Minnesota also received some much needed rain, and thunderstorms drenched parts of central and southern Florida.
Most of the rest of the nation stayed dry, though, with early afternoon temperatures in the 80s and 90s.
Parts of Tennessee and northern Mississippi received several inches of rain overnight, helping to narrow the area's severe rainfall deficit.
A flash flood warning was issued for parts of the northern Mississippi counties of Marshall, Panola and Tate. Thunderstorms deluged Senatobia, Miss., with up to 9 inches of rain Wednesday, flooding local roads and washing out some bridges.
In western Tennessee, Dyersburg received 4.7 inches of rain Tuesday night and Wednesday morning, while Jackson recorded 3.4 inches and Memphis had 1.5 inches. The rain still left Memphis 8.5 inches below normal rainfall for the year so far, a shortfall matched or exceeded by most other areas in the region.
The rain boosted the much-depleted Mississippi River by seven-tenths of a foot at Memphis, but the river remained 21 feet below normal for this time of year, according to the Army Corps of Engineers.

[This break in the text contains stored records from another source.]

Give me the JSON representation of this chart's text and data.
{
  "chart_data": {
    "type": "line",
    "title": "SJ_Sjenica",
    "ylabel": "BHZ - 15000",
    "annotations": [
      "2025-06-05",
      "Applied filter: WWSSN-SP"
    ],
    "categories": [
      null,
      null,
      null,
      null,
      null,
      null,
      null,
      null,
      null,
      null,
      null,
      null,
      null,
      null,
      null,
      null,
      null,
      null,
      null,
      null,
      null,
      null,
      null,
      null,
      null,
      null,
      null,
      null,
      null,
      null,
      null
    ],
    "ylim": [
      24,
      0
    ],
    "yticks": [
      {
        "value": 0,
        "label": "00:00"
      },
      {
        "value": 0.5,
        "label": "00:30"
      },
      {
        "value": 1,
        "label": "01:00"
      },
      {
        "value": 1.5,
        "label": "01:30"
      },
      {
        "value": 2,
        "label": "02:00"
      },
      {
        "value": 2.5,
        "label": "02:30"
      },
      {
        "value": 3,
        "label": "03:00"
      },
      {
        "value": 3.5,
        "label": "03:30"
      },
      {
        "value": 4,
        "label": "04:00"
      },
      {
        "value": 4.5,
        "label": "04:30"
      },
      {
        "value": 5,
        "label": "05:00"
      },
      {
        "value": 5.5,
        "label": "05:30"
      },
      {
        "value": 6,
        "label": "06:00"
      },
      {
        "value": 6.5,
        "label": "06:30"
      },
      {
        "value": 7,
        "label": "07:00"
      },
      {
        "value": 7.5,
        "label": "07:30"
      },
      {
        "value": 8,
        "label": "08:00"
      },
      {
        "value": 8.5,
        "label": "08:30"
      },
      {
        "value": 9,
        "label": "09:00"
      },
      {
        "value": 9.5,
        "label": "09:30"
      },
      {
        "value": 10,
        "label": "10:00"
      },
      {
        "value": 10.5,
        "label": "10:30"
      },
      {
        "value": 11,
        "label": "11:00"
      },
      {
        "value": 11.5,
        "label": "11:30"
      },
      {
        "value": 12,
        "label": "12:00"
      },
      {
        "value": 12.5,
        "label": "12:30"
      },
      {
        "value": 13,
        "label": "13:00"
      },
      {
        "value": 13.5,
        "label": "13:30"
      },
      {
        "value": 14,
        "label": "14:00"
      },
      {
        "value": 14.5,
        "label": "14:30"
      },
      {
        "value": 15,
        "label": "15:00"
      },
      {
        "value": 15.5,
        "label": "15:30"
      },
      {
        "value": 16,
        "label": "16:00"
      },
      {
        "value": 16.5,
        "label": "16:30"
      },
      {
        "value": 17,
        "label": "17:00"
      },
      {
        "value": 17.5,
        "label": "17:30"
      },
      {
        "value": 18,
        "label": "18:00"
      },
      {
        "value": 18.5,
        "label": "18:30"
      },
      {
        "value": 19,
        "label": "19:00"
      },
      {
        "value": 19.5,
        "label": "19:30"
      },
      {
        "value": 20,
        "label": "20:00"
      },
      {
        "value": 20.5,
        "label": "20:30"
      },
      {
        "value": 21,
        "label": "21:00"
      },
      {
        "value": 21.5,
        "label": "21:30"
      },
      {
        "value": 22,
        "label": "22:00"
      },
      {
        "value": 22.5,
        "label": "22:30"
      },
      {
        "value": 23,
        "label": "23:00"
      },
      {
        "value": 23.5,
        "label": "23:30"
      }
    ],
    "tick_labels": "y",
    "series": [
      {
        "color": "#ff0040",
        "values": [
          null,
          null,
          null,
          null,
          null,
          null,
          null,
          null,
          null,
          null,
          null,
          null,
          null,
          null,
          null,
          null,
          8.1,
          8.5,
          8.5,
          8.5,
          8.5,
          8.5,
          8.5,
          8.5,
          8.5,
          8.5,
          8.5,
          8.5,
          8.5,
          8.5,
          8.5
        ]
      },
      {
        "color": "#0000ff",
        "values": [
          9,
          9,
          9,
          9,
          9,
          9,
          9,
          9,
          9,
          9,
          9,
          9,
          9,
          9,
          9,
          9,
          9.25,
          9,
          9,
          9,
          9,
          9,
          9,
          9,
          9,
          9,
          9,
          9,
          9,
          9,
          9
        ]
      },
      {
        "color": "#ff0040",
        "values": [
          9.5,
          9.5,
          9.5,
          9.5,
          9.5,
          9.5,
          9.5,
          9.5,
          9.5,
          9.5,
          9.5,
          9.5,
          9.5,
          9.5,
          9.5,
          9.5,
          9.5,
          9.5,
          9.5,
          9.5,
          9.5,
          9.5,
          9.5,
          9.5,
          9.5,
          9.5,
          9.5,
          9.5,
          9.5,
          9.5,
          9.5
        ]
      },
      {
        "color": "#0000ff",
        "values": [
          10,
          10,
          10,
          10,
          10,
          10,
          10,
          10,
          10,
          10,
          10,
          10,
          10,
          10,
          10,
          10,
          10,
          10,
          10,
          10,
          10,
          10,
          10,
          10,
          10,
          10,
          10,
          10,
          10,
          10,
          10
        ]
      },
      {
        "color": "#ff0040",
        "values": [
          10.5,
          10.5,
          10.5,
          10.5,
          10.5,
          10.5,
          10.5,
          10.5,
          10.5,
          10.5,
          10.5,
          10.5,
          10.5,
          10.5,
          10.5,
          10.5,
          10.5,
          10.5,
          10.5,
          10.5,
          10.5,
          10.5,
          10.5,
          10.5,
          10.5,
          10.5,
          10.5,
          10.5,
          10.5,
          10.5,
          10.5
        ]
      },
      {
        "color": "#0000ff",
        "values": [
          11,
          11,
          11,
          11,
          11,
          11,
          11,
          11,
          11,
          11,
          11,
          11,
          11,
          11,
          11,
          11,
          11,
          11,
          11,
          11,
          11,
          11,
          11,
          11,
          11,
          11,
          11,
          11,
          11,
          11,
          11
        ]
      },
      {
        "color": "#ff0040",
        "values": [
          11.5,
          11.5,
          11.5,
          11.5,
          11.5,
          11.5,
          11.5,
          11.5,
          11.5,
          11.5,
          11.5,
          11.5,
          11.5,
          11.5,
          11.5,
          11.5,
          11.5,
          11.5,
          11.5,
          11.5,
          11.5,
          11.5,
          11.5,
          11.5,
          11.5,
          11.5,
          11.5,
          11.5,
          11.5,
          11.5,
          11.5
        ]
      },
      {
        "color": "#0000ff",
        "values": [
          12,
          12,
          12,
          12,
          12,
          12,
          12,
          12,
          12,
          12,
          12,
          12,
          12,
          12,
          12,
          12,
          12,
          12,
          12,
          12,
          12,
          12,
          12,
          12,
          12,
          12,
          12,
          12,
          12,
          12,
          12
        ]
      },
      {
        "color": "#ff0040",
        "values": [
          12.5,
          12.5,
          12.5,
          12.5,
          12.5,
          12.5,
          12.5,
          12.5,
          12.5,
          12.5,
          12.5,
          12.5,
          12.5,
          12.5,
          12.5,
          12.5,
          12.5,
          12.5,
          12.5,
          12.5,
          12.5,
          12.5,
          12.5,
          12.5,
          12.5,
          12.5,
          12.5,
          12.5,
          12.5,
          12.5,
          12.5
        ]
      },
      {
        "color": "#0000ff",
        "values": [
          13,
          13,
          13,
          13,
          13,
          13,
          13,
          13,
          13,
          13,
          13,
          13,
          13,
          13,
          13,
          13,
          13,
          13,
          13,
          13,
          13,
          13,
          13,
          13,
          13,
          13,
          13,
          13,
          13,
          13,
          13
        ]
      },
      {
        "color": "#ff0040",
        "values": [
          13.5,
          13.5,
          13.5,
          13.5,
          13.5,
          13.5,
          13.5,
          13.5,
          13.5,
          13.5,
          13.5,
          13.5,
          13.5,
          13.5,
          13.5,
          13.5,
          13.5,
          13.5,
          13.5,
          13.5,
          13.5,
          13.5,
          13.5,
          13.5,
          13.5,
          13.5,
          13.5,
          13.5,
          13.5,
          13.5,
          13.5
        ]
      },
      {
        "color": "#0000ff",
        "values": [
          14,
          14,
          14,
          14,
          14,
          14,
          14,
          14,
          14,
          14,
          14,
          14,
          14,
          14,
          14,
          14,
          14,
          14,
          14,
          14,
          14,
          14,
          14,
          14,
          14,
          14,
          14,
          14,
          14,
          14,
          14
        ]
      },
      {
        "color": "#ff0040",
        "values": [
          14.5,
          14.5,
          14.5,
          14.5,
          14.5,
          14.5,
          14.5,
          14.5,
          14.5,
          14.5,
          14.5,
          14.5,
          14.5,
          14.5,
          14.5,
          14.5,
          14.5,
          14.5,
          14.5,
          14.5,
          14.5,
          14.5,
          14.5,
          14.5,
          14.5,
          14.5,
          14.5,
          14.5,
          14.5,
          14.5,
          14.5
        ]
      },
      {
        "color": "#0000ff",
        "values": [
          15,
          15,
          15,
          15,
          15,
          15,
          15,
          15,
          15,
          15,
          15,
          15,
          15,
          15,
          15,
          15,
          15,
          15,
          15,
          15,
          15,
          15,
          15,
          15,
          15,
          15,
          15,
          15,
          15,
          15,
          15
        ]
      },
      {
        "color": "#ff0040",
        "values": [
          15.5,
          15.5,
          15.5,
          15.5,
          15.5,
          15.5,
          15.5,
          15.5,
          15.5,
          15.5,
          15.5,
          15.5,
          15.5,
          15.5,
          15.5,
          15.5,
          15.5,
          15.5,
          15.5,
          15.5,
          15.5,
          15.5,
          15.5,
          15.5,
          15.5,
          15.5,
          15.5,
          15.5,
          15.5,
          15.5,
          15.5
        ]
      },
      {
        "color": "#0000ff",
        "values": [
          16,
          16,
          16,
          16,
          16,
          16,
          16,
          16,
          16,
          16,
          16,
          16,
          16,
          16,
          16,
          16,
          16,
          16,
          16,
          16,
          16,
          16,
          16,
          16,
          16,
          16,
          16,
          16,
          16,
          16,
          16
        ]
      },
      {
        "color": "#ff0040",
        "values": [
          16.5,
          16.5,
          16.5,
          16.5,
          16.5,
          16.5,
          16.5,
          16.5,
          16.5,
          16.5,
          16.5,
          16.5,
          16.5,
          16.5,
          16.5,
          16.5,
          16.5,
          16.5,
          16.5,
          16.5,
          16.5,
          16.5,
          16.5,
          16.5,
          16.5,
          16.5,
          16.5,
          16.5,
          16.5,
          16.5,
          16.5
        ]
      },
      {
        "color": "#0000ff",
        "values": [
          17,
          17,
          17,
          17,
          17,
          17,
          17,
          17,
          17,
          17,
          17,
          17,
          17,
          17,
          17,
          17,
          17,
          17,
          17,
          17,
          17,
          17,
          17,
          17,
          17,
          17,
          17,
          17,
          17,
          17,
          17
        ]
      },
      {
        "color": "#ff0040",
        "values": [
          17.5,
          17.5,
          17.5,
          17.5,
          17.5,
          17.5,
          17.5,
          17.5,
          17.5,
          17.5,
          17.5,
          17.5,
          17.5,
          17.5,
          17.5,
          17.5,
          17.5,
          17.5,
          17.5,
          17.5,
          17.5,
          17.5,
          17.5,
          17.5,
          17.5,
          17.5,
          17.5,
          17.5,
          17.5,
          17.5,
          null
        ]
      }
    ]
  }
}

Showers and thunderstorms continued into the afternoon over the lower Ohio Valley, much of the Tennessee Valley and the southern Appalachians, keeping temperatures in the 70s.
Heavy rain also hit parts of central and east central Minnesota, giving a boost to wilting crops but not ending the drought. A farming area five miles north of Princeton recorded 3.9 inches of rain.
''It's in the right direction,'' said Wayne Schoper, University of Minnesota extension agent for Isanti County. ''It won't break the drought but hopefully this is the start of something.''
Showers and thunderstorms covered much of central and southern Florida, with Key West recording nearly 2 1/2 inches in the six hours ended at 2 p.m. EDT.
Warm, dry weather prevailed in most other parts, although temperatures stayed in the 70s along the extreme northern parts of the nation and in the 60s and 70s along the Pacific Coast and in the Pacific Northwest.
At 3 p.m. EDT, temperatures ranged from 58 degrees at San Simeon and Arcata, Calif., to 107 degrees at Phoenix, Ariz. The low Wednesday morning was 36 degrees at Truckee, Calif.
Hot and humid weather was forecast for much of the nation Thursday, with scattered showers and thunderstorms stretching from the eastern Gulf Coast to the southern Atlantic Coast, from the Ohio Valley to northern New England and over the eastern Tennessee Valley.
Highs are expected to be in the upper 60s and 70s along the Pacific Coast and into the Pacific Northwest; in the 80s across the northern part of the country from the northern Plateau and northern Plains to the Great Lakes and New England; around 100 in the central High Plains and the Rio Grande Valley; and between 105 and 115 across the desert Southwest. The rest of the nation should see highs in the 90s.